Posted: June 29, 2013 by Savvy Saver in Uncategorized
Tags: , , ,

In the words of the great Jon Pall Sigmarsson, “There is no reason to be alive, if you can’t do the deadlift”.


If you are reading this and you are new to the world of fitness, you are going to discover the holy grail of strength training – the Deadlift.

If I were to enumerate the benefits of this lift, I would need a week. If the squat is the king of strength training, deadlift is the queen. And if you’ve played chess, you’d know that the utility of the queen is much more than the king.

Let’s start listing the muscle groups which get activated during the deadlift. Let’s start from the head.

1. Traps (Trapezius)

2. Lats (Latissimus dorsi)

3. Rhomboids

4. Small muscles between vertebrae

5. Serratus muscles of the back

6. All of the rest of the upper and lower back

7. Abs (obliques as well as rectus abdominis)

8. Quadriceps

9. Hamstrings

10. Glutes

11. Forearms

Now try and remember one exercise or one workout you did which involved or activated so many muscle groups at the same time. There’s hardly anything in the body which is not in action during a deadlift.

A lot of people are scared of this lift because it requires the use of the back and back injuries are the worst. Well if you go on a hunting trip and start treading barefoot towards a lions pride, no wonder you’d get eaten. Moral of the story is to start with light weight and move up slowly.

Let us now go over some quick tips on how to deadlift.

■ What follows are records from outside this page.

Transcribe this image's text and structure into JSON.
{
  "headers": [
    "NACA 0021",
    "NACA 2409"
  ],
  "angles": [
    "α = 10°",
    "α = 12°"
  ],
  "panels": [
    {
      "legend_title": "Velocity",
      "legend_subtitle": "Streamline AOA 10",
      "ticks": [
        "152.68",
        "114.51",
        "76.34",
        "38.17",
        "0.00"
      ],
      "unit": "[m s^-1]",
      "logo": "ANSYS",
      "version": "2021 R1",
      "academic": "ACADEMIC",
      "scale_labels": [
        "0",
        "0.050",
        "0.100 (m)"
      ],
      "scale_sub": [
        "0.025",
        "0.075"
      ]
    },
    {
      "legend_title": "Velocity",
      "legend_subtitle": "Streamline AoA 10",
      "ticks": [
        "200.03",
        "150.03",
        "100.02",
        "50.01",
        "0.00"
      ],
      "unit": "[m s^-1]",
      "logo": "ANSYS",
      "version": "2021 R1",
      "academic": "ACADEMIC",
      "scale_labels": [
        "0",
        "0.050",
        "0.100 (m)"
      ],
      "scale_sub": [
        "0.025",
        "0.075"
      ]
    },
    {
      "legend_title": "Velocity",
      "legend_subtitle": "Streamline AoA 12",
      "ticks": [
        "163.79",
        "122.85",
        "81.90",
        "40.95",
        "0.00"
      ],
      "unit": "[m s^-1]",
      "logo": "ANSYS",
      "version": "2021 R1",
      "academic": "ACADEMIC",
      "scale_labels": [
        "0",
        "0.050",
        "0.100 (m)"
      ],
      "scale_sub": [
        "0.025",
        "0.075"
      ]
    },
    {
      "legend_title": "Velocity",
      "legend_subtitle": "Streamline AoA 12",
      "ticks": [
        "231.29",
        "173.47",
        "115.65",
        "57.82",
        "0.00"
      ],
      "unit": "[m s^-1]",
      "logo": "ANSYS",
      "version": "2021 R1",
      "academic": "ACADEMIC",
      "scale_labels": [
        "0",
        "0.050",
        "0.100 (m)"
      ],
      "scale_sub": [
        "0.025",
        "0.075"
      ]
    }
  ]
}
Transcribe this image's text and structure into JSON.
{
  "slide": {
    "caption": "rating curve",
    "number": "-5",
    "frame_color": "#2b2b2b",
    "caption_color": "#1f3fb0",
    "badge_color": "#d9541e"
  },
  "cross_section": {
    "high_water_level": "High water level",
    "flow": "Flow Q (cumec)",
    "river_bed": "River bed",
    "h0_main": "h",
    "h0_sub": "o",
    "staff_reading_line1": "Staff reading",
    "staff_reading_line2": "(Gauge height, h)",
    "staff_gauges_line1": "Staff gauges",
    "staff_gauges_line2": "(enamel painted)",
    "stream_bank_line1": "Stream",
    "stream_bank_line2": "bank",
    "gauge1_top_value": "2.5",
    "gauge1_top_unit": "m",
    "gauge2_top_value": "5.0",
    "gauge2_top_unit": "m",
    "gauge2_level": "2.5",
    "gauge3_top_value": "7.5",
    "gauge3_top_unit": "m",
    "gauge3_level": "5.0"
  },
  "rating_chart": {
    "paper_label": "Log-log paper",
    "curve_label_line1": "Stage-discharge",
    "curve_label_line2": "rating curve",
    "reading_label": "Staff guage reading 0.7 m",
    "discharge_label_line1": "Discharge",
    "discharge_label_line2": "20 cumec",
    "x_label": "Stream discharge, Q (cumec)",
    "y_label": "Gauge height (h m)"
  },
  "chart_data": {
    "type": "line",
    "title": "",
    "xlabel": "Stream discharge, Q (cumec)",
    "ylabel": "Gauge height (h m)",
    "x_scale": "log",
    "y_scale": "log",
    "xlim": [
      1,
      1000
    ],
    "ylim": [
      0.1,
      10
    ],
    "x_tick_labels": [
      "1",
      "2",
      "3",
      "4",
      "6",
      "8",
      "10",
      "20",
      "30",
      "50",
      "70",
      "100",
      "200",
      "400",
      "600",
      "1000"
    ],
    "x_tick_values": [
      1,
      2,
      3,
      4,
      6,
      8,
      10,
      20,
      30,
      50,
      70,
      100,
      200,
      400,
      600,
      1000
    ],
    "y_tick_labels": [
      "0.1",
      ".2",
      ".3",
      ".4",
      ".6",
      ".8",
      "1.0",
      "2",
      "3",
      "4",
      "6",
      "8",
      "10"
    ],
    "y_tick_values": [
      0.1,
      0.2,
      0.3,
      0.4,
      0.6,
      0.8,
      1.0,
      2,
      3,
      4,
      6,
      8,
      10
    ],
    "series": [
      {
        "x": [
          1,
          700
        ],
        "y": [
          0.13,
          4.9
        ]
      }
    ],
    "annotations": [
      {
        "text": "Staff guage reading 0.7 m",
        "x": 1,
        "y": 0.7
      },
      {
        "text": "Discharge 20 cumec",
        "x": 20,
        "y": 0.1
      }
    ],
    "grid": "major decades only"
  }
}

The first thing that you have to make sure before deadlifting is that the weight should be as close to your body as physically possible. This means that when you’re pulling the weight up, the weight should graze your shins before you lift and lockout. If your shins are soft, wear khakis/sweat pants while training.

Keep your back straight at all times. Your lumbar spine should always be tight and not curved. As long as your spine is straight, you will not hurt yourself doing this Godly lift.

Use your legs. Even though it might seem like an upper body dominant lift, quads, hams and primarily glutes have a very important role to play in the deadlift. When pulling the weight up, a cue which might help is to imagine pushing the floor away with your feet.

Chest up, head in line with torso and back straight. Also make sure your arms are not bent at the elbows. That would put the load on the biceps. Biceps being a smaller muscle group than the triceps aren’t usually accustomed to take heavy loading. If you don’t want a bicep tear like this, make sure you’re keeping your arms extended straight.

If you’re still short of reasons or scared to do deadlifts, go here. Enough talking, go deadlift some weights already!